The most important and arguably most destructive factor in this sweat-soaked climb to success is the parents' egos. No parent, in an increasingly competitive world where other kids are climbing to the top of Mt. Everest at twelve and finding the cure for cancer at fourteen, wants to have the only kid who sits around watching TV. High schools, especially private prep high schools, and college preparation programs make money on this fear. They assure parents that for an outrageous price, their child will be as successful as all the other kids and will become a competitive candidate for the top schools.

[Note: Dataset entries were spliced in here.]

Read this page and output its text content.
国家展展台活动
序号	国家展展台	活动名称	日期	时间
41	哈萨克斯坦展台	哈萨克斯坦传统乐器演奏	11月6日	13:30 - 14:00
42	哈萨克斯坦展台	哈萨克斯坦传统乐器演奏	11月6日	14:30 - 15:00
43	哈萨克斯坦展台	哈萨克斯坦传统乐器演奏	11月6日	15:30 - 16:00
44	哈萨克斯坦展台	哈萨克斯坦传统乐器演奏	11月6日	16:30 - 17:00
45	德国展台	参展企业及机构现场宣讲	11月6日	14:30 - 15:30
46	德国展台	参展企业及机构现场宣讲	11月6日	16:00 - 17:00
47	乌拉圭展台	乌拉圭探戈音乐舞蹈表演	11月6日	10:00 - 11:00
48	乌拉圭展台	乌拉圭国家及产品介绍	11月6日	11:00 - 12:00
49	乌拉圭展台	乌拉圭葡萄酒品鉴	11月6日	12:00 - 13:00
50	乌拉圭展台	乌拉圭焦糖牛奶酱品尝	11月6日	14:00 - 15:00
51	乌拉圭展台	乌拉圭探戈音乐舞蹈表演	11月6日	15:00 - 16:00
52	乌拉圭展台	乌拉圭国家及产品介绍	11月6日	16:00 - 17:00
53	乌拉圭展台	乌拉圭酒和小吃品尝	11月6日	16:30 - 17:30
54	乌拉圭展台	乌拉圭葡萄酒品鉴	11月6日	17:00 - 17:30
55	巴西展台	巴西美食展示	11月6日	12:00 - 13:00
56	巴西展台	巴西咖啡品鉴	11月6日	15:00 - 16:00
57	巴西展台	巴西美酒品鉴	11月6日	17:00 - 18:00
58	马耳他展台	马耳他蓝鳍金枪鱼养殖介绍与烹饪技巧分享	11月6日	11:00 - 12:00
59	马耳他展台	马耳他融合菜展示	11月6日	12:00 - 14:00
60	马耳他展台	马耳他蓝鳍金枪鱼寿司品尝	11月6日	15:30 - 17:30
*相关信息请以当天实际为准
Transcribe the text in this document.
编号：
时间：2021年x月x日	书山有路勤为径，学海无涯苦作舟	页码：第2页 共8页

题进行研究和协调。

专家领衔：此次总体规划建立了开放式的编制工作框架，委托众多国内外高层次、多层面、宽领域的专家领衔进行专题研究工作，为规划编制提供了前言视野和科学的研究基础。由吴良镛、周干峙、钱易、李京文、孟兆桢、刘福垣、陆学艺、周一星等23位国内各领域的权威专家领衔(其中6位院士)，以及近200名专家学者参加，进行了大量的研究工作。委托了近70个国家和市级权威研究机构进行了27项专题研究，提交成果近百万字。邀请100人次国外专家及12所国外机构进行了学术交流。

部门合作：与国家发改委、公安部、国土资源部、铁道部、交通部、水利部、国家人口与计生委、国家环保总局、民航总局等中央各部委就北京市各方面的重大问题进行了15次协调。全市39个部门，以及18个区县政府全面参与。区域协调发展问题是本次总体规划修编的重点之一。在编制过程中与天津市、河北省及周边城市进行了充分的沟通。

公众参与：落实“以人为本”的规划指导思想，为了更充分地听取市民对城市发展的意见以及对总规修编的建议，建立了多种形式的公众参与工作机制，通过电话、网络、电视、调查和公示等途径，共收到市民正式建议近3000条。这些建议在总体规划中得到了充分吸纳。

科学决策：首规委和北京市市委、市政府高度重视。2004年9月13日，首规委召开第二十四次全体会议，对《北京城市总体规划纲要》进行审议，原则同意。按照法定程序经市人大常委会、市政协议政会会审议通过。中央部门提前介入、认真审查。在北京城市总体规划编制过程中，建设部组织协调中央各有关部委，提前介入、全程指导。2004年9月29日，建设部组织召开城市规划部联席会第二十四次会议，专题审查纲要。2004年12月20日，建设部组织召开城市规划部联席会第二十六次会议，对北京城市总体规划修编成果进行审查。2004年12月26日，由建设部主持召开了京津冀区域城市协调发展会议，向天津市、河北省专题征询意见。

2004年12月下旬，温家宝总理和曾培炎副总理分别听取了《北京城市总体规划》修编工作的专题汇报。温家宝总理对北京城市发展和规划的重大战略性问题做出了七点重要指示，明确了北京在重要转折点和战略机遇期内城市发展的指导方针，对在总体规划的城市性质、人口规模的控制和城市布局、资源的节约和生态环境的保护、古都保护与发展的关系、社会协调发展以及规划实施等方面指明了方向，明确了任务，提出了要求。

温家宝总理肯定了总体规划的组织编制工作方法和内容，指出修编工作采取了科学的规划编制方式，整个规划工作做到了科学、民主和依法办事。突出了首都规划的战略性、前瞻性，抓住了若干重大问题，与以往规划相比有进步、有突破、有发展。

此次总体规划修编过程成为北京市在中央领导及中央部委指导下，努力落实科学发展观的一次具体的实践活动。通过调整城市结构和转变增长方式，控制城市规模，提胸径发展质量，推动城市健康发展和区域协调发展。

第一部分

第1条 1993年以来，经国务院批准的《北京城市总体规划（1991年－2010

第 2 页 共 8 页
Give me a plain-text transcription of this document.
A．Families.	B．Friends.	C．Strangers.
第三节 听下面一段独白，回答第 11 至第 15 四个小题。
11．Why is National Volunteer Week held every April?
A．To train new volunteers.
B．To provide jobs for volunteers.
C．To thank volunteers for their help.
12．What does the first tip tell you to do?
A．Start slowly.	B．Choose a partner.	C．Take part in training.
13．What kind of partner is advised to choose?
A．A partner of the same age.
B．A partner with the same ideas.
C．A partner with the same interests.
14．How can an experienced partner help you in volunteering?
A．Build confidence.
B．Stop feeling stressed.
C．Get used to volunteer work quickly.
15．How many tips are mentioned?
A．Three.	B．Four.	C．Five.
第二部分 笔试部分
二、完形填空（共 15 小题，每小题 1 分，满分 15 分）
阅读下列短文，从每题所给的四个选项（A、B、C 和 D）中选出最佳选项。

They deliver by pushing the students harder than most of their parents can understand, having never experienced the same pressure at such a young age. The Tiger mom has become the Tiger society.
The schools are not going to change their marketing scheme unless parental demand changes. They make money out of forcing your child into an uncut collegiate diamond, to be mined, shined, and marketed to the world wearing the brand of an Ivy league. All that the parents can do is listen to their kids. When teenagers say that they are exhausted and aren't getting enough sleep, listen. Don't rob them of the only teenage years they will ever have, and in the future, they won't feel like they missed out.